Estimates for Tree Removal for the GNI Project

The Union government’s ambitious 72,000-crore Great Nicobar Project is facing environmental scrutiny, as the number of trees slated to be cut has been raised to 9.64 lakh, up from the earlier predicted 8.5 lakh.

What is GNI Project?

  • The GNI Project is an abbreviation for the “Holistic Development of Great Nicobar Island,” which is a proposed megaproject being piloted by NITI Aayog.
  • The project aims to develop the southern end of the Andaman and Nicobar Islands in the Bay of Bengal by building a transhipment port, a dual-use military-civil international airport, a power plant, and a township over a 30-year period on more than 160 square kilometres of land, 130 square kilometres of which is primary forest.

Features of the East Project Transshipment Hub:

  • By becoming a key player in cargo transhipment, the projected port will enable Great Nicobar to participate in the regional and global maritime economies.
  • The port would be administered by the Indian Navy, while the airport will provide dual military-civilian functions as well as tourism.
  • Roads, public transit, water supply, and waste management facilities, as well as multiple hotels, have been planned to cater to tourists.

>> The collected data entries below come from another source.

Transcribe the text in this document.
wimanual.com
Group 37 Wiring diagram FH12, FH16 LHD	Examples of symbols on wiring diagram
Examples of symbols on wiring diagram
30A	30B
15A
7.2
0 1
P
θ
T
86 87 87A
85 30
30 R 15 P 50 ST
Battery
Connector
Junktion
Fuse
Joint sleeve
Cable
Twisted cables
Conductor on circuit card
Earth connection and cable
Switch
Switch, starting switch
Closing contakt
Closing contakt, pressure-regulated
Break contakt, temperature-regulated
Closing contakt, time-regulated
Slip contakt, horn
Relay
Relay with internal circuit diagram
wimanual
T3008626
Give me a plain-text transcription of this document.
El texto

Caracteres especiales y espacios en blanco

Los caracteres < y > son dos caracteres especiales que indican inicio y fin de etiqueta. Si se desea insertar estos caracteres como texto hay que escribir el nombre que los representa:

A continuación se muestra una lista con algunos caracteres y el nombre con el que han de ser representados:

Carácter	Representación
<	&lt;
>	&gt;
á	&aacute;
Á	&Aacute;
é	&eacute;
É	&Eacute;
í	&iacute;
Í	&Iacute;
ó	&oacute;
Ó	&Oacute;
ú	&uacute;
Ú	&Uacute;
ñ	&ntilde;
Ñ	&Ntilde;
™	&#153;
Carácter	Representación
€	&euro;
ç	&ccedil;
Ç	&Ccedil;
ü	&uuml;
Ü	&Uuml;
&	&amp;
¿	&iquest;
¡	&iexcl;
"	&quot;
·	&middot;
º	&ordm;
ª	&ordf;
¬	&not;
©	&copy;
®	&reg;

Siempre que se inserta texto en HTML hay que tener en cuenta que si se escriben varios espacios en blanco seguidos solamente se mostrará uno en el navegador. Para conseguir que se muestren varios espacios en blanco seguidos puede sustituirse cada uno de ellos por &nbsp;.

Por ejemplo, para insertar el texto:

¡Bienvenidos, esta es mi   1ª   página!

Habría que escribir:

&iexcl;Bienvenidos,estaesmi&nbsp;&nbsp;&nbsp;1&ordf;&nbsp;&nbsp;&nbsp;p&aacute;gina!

The Importance of the Project

  • The GNP Project is economically and strategically significant:
  • Economic Importance: It establishes Great Nicobar as an East transhipment hub, strategically placed along the East-West international maritime corridor. This has the potential to increase income and position India as a major player in cargo transportation.
  • Strategic Importance: The development of Great Nicobar has been deemed critical for national security and strengthening India’s position in the Indian Ocean region. The project functions as an oceanic outpost, addressing worries about China’s expanding influence in the Indian Ocean.

Problems and Concerns

  • Harm to Biodiversity: The project’s development, township construction, and influx of people may result in habitat damage and degradation, posing a harm to various island species.
  • Displacement of Indigenous Tribes: The project has the potential to relocate two isolated and indigenous tribes, the Shompen and the Nicobaris, endangering their way of life and cultural legacy.
  • The impact of deforestation on the island’s ecology and biodiversity is estimated to be 9.64 lakh trees cut down in prehistoric rainforests.
  • Concerns have been made concerning the rapidity with which approvals were obtained, as well as the adequacy of environmental and social impact evaluations.
  • Fragile Topography: The region’s geological volatility and disaster vulnerability add to the difficulties, especially given the impact of the 2004 Tsunami on indigenous populations.

Significant Concerns

  • Estimated Tree Felling: Ashwini Kumar Choubey, Minister of State for Environment, revealed that around 9.64 lakh trees may need to be taken down for the development of the Great Nicobar Project. However, there is a chance that the real number of trees fallen will be less.
  • Consequences for the Environment: The Great Nicobar Island forest designated for development is an evergreen tropical forest with remarkable ecological variety, home to about 650 species of flora and 330 species of fauna.
  • Compensatory Afforestation: To compensate for the tree felling, the government aims to plant trees in Haryana. The state has agreed to offer 261.5 square kilometres for this purpose.
  • Tribal issues: The island administration failed to provide local tribespeople forest land ownership as required by the Forest Conservation Rules, 2017, generating questions regarding consent and rights recognition.
  • Inconsistencies with Stage-I Clearance: The project’s approval process was delayed, and claims over forest land under the FRA were not appropriately processed.